This is the reason Charleston and Augusta stand with the Northerners for character study, history and individual charm. Yet thousands of travelers, eager as they are about it, know almost nothing of the core of these two cities. They dwell lovingly on the quaint houses of the one and the great street of the other, but the blinds are jealously down. The wooden shutters of the domestic life are kept closed. So they miss that which is most exquisite, most appealing, in any city—personality.

Charleston is, without doubt, the most exclusive city in America. It gives nothing out to the stranger beyond its physical beauty and tempered climate. One keen observer said of it: “It has only one equal—a German principality, where almost everyone is royal and noble and all intermarried. Other places and social codes exist, of course—New York, Chicago, Denver—but not for Charleston.”

A small child of that city was asked where Charleston was placed. Proudly she said, “It is between the Cooper and the Ashley Rivers, which join and form the ocean.”

When the Bostonian speaks grandly of the Mayflower, the Huguenot of Charleston smiles. He is remembering that Jean Ribaut landed a Huguenot emigration in Port Royal fifty-eight years before the Puritans landed in Massachusetts Bay. The Knickerbocker has no boast to make before the South Carolinian, because the Dutch settled New York over half a century later than Port Royal was begun.

Charleston was settled by aristocrats from France, and later from England—men who came from the court and wore the garments and spoke the language of the world’s highest circle. Like New Orleans, it sprang into life as a cultured community. It had not the struggle upward for social position. The great names it held then are its first names to-day. And the world recognizes the bearers of these names as those who have the hallmark of admission into the reserved social corners of America.

The St. Cecilia Society exists in all its former charm and exclusiveness. It is the oldest dancing club in America, as far as the Charlestonian has any record, although the Philadelphian claims this honor for the Quaker City’s famous Assemblies. It has not changed in one iota since the early days of the eighteenth century, and, as far as possible, the names of its managers have continued the same.

Josiah Quincy, who went to Charleston in 1773, says of the city, in his diary: “It far surpasses all I ever saw or ever expect to see in America.”

As early as January, 1734, Charleston had its drama, which was probably the first theatrical performance in America. Its citizens went to college in England; and Mr. Snowden, who knows his Charleston as Thackeray knew his London, says South Carolina headed all the colonies in the list of the London Inns of Court, and up to the time of the Revolution had forty-five law students there.

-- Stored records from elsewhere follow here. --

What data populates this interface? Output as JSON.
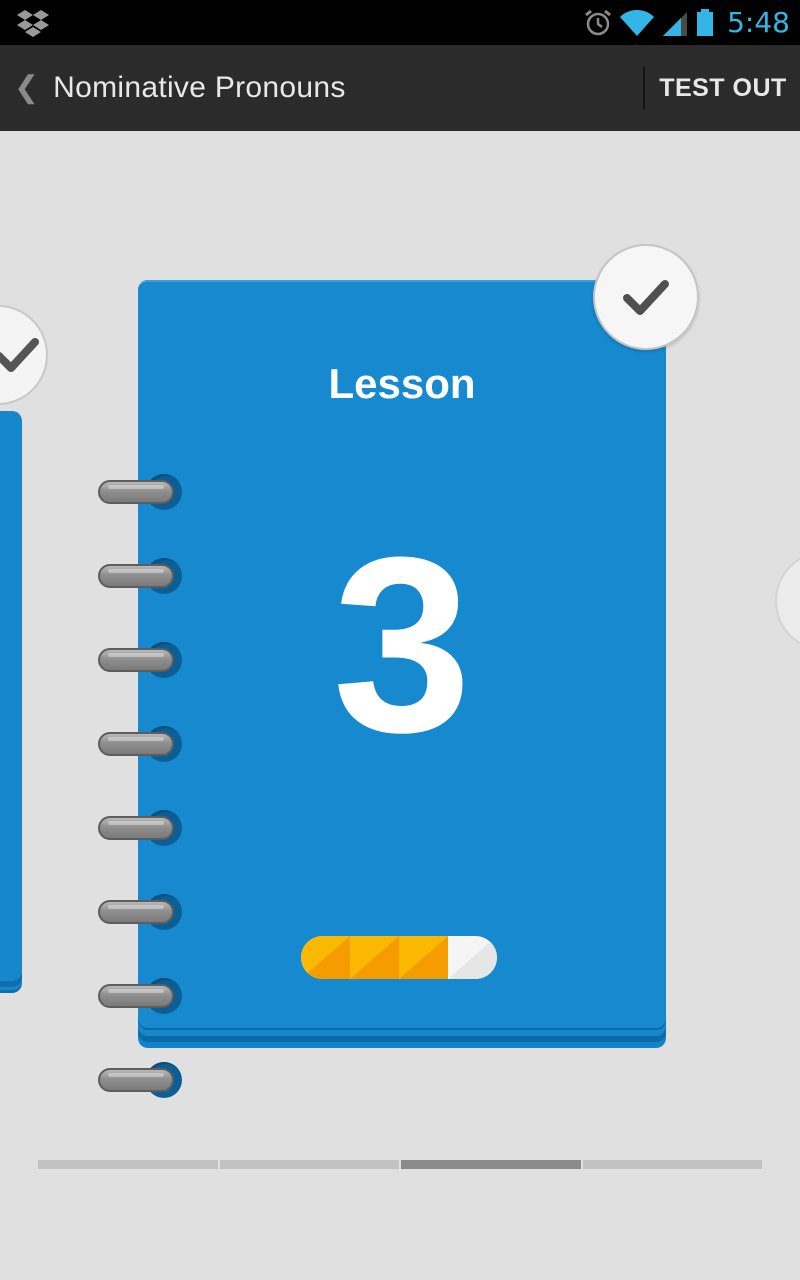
{
  "status_bar": {
    "time": "5:48",
    "time_color": "#33b5e5",
    "icons": [
      "dropbox-icon",
      "alarm-icon",
      "wifi-icon",
      "signal-icon",
      "battery-icon"
    ]
  },
  "action_bar": {
    "back_icon": "chevron-left-icon",
    "title": "Nominative Pronouns",
    "test_out_label": "TEST OUT"
  },
  "lesson_card": {
    "label": "Lesson",
    "number": "3",
    "completed": true,
    "color": "#1789cf",
    "progress": {
      "filled_segments": 3,
      "total_segments": 4,
      "fill_color": "#fbb800"
    }
  },
  "pager": {
    "pages": 4,
    "active_index": 2
  }
}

When the Philadelphian speaks serenely of the Liberty Bell, the Charlestonian smiles and remembers that in 1765 South Carolina took the first step for a Continental Union, and that in Charleston was formulated the first independent constitution in any of the colonies; also that she furnished three of the signers of the Declaration of Independence—Arthur Middleton, Thomas Heyward and Thomas Lynch, Jr. To the world of art it gave Charles Fraser, the great miniaturist; and Malbone also did his work there. The private houses held Gainsboroughs, Stuarts, Romneys and Wests in the eighteenth century.

These are a few of the reasons that give the Charlestonian that serene pride in self, country and relatives. This serenity broods over the city; and the shock of wars, earthquakes, tidal wave and stupendous fires has not shaken it.